PhV Rheinland-Pfalz zur Sommerferiendebatte: Die Grenzen des rotierenden Systems

    Mainz, 12. August 2025 – Das in Deutschland praktizierte rotierende System der Sommerferien hat seine Wurzeln vor allem in außerschulischen Interessen: Wurden früher oft die Belange der Landwirtschaft in den Vordergrund gestellt, sollen heutzutage unter anderem verstopfte Autobahnen in der Reisezeit vermieden und touristische Kapazitäten gleichmäßiger ausgelastet werden.

    Der rheinland-pfälzische Bildungsminister hat sich nun zu Wort gemeldet und fordert „keine Extrawürste“ mehr für Bayern – die SZ titelte Ende Juli „Teuber: Regelung zu Sommerferien auch Gerechtigkeitsfrage“. Was in dieser Debatte allerdings außer Acht gerät, ist die Tatsache, dass die mehrjährigen Phasen, in denen die Sommerferien „nach vorne“ oder „nach hinten“ verschoben werden, schulorganisatorisch auch Probleme mit sich bringen – Probleme, die Bayern und Baden-Württemberg bisher vermeiden.

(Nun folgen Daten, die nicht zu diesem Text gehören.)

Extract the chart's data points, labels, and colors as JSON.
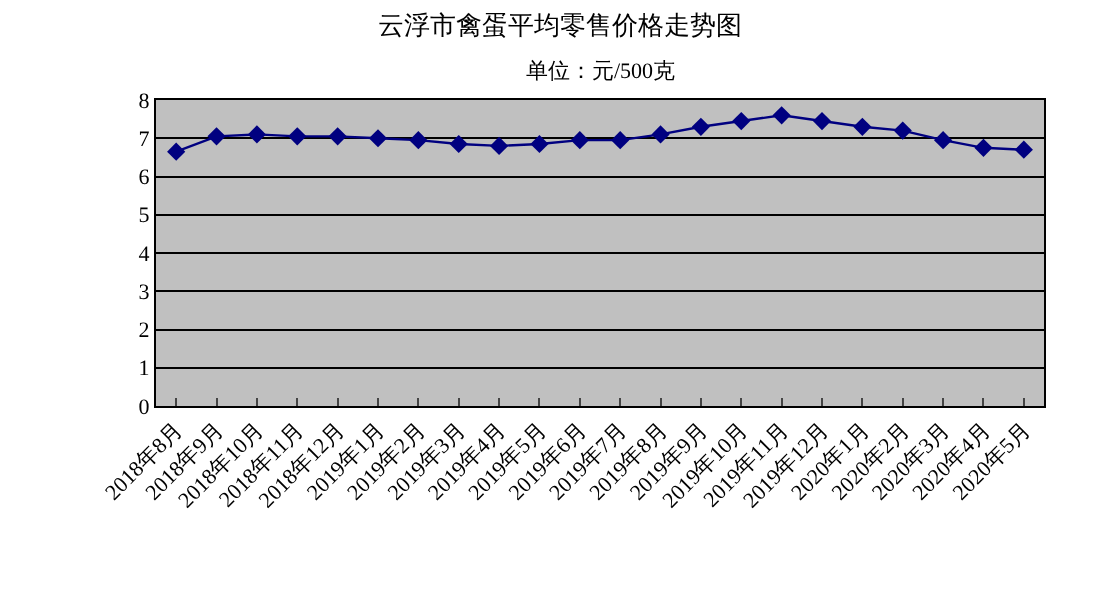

    „Eine Herausforderung sind die über mehrere Jahre hinweg kürzer werdenden Schuljahre vor allem in Fächern wie den Fremdsprachen“, erklärt Cornelia Schwartz, Landesvorsitzende des Philologenverbandes Rheinland-Pfalz. „Die ausgeliehenen Schulbücher müssen jeweils zum Schuljahresende abgegeben werden; man muss also auch in kurzen Schuljahren das Pensum geschafft haben. Schüler und Lehrer geraten durch diese strukturellen Verkürzungen zusätzlich unter Druck. Eine ausgewogenere Lösung, die sowohl außer- als auch innerschulische Belange im Blick hat, wäre wünschenswert.“

    Cornelia Schwartz (Landesvorsitzende)

    Jochen Ring (Pressereferent)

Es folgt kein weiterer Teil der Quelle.